A Playbook for Designing Social Impact Measurement

The more consumer reviews we see, the more confident we tend to feel about the quality of a product or place. (Photo by rawpixel on Unsplash)

Would you buy something from Amazon if it only had one review? Or go to a restaurant that had just five reviews on Yelp? Maybe, but for many of us, it would feel like a risk. The more reviews, the more confident we tend to feel about the quality of a product or place. That’s because one review is an anecdote, but 50, 100, even 1,000 reviews is data.
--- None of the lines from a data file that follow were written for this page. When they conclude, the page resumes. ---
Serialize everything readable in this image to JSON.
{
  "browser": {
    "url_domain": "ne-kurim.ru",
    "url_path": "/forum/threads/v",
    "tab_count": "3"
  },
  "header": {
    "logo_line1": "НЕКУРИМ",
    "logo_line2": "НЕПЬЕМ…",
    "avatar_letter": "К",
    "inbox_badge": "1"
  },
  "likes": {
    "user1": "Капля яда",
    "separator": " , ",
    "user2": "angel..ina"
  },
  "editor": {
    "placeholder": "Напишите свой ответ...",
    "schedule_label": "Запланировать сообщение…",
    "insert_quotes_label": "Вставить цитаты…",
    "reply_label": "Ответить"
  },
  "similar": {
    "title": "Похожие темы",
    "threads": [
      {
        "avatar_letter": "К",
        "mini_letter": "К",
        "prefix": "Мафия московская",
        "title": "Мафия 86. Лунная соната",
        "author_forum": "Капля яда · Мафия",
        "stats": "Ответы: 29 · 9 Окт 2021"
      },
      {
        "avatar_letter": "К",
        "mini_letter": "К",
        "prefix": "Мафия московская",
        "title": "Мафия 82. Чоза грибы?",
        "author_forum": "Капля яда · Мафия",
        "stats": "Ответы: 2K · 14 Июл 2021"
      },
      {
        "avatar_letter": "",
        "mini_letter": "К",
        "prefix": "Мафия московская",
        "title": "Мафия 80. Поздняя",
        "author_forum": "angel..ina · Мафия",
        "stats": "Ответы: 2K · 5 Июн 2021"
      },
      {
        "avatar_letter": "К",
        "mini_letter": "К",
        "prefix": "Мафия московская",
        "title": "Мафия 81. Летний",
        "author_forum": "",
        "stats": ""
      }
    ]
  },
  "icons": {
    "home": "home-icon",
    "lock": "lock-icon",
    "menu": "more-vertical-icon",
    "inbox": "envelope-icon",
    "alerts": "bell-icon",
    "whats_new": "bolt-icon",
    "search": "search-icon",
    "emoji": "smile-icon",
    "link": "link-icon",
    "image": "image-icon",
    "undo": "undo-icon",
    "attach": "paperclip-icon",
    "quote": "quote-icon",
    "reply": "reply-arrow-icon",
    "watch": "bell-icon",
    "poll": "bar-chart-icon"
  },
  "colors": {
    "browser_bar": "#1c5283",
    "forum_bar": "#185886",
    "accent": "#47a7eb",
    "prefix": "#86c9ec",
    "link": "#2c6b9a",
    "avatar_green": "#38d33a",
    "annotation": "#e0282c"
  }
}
If we decide what to buy and where to eat based on data, we should certainly use data to decide where to put resources toward solving social problems. But of course while using data to measure the social impact of a program sounds straightforward, if we misread data or give one data point too much weight, we can end up throwing money away on efforts that don’t create real change. Consider a nonprofit working with the local government to end homelessness in a community. If the nonprofit focuses only on individual stories and doesn’t measure the number of individuals it serves over time, the local government will never know whether the demand for homelessness services is increasing. Even worse, it won’t have the data to know if homelessness in the community is improving or intensifying, which can derail effective resource planning.

The Best of SSIR: Impactful Philanthropy in the Real World

This special collection, sponsored by the Institute of Philanthropy and published in print in SSIR’s Fall 2024 issue, brings together some of the best research on impact measurement previously published in SSIR.

You'll get email alerts when there is new content in this series.

Making real social progress means using the right data—and lots of it—to evaluate outcomes, but caveats and misunderstandings abound, even among professionals in the impact measurement arena. Many organizations simply don’t have a clear, evidence-based idea of how or why their programs work, and different organizations have different ideas of what impact measurement entails.

As basic as it might sound, one of the most important elements to understand about claims of social impact is the old adage “correlation doesn’t equal causation.” While correlation, which is simply a relationship between two things, can be a useful endpoint, it’s important to distinguish between a lightly informed decision and an evidence-based one, especially when vulnerable populations and billions of dollars hang in the balance.

The Spectrum of Impact Measurement

Before making important decisions about allocating resources, organizations need to first identify where a program is, where they want it to be, and how to get it there.

Thinking about measurement on a spectrum can help organizations understand where their current measurement practices stand and outline next steps. (Image courtesy of Sorenson Impact Center)

To aid this process, we developed a Spectrum of Impact Measurement tool with two axes—level of confidence and level of difficulty—and five stages of impact assessment. While the first stage of assessment (determining a theory of change) may be significantly easier than the most advanced stage (conducting a randomized controlled trial, or RCT), on its own, a theory of change won’t provide a high level of confidence in measurement practice. Meanwhile, an organization that is just developing a theory of change will have a much harder time implementing RCT than an organization that has already identified its key performance indicators (KPIs) and is well on its way to collecting data on them. By breaking down the process into five sequential goals, organizations can take a more “bite-sized” approach to advancing their assessment.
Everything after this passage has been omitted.